Et enfin : « Eh bien… tu peux dire au revoir à cet Oscar » – une semaine avant la cérémonie au Dolby Theatre.
« C’est absurde de dire que tout le monde est ému par l’opéra »
Au milieu du chœur des critiques et des quolibets amusés, quelques voix sonnent un ton différent.
Ben Glassberg, directeur de l’Orchestre de l’Opéra Normandie Rouen, s’est adressé à ses followers dans un long message vidéo posté sur Instagram. Le chef d’orchestre britannique, qui a presque le même âge que Timothée Chalamet, a déclaré ne pas l’avoir fait. « accepter » avec le « défensive » stratégie déployée « à chaque fois que l’opéra est attaqué ».
Selon lui, l’acteur franco-américain « il n’a pas tout à fait raison, mais il n’a pas non plus complètement tort ».
Tout est une question d’exposition, explique-t-il, citant l’exemple de ses enfants, qui ont commencé à écouter de l’opéra. « dans le ventre de leur mère ».
Le chef d’orchestre exhorte ses pairs à « canaliser leur colère »arguant que Timothée Chalamet « ce n’est pas le problème » et « peut dire ce qu’il veut dans une interview ».
« Nous devrions nous adresser aux gouvernements qui retirent des fonds à l’éducation musicale et artistique, ainsi qu’aux acteurs de l’industrie qui n’essaient pas de rendre l’opéra suffisamment accessible et diversifié pour que tout le monde puisse s’y sentir représenté. » il a souligné.
En France, depuis la réforme du lycée entrée en vigueur en 2021, l’accès à la musique a été réduit : les élèves ne peuvent désormais choisir que deux matières optionnelles au maximum (langues, arts, éducation physique, etc.). Il en résulte qu’un élève peut arrêter la musique dès la première année de sixième (seconde, 15 ans), d’autant que les cours optionnels et spécialisés de musique ne sont pas proposés dans toutes les écoles et dépendent souvent des ressources.
Plusieurs maisons d’opéra françaises ont également vu leurs subventions réduites ces dernières années. Le ministère de la Culture, dans le cas de l’Opéra de Paris (2024), ou les collectivités territoriales, comme à Lyon (2021), ont réduit leurs budgets pour répondre à d’autres priorités.
« La meilleure publicité opéra que j’ai eue depuis le début de ma carrière »
Dans un article d’opinion paru dans le New York Times, la critique de danse Gia Kourlas affirme également que le cœur du débat ne consiste pas à remettre en question la valeur intrinsèque de ces formes d’art, « qui ne font pas vraiment partie de la culture dominante »mais sur la façon dont les gens les perçoivent et sur la capacité d’une forme d’art vivante à « endurer » et toucher le public face à la concurrence des films par exemple.

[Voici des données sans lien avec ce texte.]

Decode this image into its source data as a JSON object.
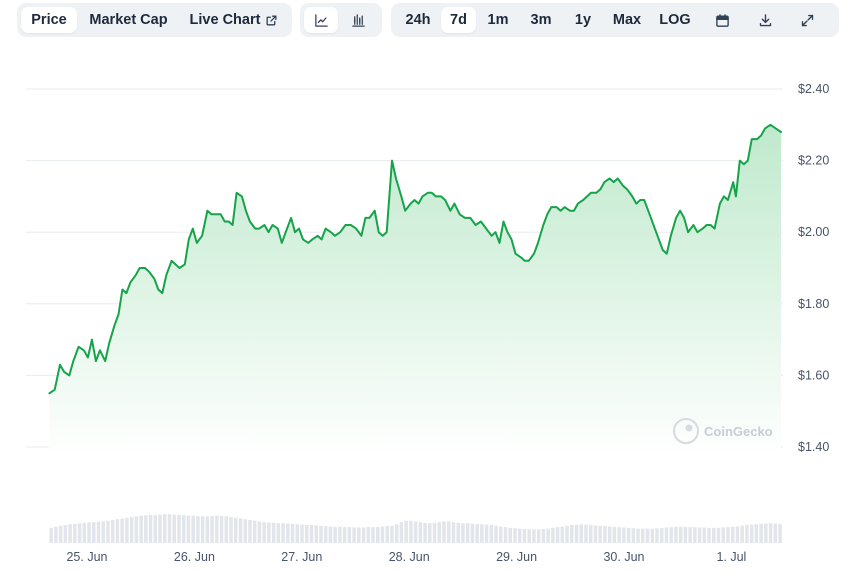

Selon elle, l’acteur n’essayait pas de dire que l’opéra et le ballet « sans importance »mais plutôt ça « le monde a du mal à comprendre » leur richesse.
« Est-ce qu’il a tort ? s’interroge Gia Kourlas, ajoutant que la polémique a été amplifiée parce qu’elle a été déclenchée par une star de cinéma.
« Si un danseur prétendait qu’un film n’a aucun impact, ce serait comme si un arbre tombait dans une forêt. » Sans personne pour l’entendre.
Il s’agit d’un débat essentiel, et les solutions devront venir des entreprises, de la société et des décideurs politiques, afin que l’opéra et le ballet ne restent pas cantonnés à un rôle de niche et puissent continuer à faire frissonner le plus grand nombre.
Finalement, pour Ben Glassberg, la réplique jetable du jeune acteur est « la meilleure publicité que l’opéra ait eue » depuis le début de sa carrière.
L’Observatoire de l’Europe a contacté Timothée Chalamet, mais n’avait reçu aucune réponse au moment de la publication.